Ad Alert

T-Mobile Jump

Might as well jump!

T-Mobile advertised its “Jump!” plan on television, radio, and the Internet as a way for consumers to “upgrade when you want, not when you’re told.” Ads told consumers that with the $10-a-month plan, they could trade in their phone whenever they’d like for a newer model.

But just as all that glitters is not gold, all phone company terms and conditions are not told. T-Mobile often failed to mention the existence of a deductible on lost or damaged phones.

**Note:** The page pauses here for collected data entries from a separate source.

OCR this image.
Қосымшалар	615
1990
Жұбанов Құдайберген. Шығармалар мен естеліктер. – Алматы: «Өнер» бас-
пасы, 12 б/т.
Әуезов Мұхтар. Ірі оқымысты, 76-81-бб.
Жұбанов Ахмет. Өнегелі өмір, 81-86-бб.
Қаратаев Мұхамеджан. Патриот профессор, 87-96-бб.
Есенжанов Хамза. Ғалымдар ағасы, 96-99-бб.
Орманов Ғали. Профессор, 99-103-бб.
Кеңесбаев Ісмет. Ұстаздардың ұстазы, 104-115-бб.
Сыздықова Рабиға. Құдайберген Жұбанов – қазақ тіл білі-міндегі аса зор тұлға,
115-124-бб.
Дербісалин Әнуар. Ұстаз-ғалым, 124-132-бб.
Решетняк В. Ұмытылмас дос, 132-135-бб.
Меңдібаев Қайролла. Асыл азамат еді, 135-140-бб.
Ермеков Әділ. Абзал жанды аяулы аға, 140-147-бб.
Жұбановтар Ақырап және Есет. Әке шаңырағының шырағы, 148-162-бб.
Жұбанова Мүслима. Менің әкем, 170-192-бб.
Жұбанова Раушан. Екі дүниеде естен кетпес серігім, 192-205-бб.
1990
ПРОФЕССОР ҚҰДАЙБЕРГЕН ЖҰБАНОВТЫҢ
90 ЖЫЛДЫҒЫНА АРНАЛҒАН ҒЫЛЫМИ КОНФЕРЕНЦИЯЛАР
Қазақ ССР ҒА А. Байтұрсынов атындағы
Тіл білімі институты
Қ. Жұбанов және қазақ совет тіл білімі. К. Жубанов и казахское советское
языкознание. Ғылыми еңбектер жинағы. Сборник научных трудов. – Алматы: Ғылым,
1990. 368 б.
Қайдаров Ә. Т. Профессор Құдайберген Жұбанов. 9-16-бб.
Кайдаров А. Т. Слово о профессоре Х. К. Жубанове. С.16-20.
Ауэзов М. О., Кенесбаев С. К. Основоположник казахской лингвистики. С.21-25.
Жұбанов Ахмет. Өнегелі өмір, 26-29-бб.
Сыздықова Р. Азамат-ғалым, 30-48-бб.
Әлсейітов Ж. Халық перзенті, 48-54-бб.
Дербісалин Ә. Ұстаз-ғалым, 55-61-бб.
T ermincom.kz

And so rival company Sprint challenged T-Mobile’s ad claims with The National Advertising Division (NAD) is the advertising industry’s self-regulatory body administered by the Council of Better Business Bureaus., which reviewed the ads and found a few problems on T-Mobile’s website:

NAD was concerned that T-Mobile’s “$10 a month” claim appeared together with the claim regarding protection for damaged, lost or stolen phones and determined that a reasonable consumer could take away the message that he or she could be “protected” for “$10 a month,” even if his or her phone was lost or damaged.

The problem? If you dropped your phone in the toilet, cracked the screen, or were mugged—as T-Mobile’s series of ads showed—then the $10 a month would not completely cover you. You’d be on the hook for a deductible before you could get a replacement phone.

NAD recommended T-Mobile modify its ads to make the existence of the deductibles clearer.

T-Mobile has updated its website to mention the deductibles (in an FAQ question that takes two clicks to reveal), but it still doesn’t list the cost of deductibles as NAD recommended.

The lesson? Consumers should be sure to read and understand all the terms and conditions before believing an ad claim. If you break your phone, it’s probably going to cost you more than $10 no matter what plan you have.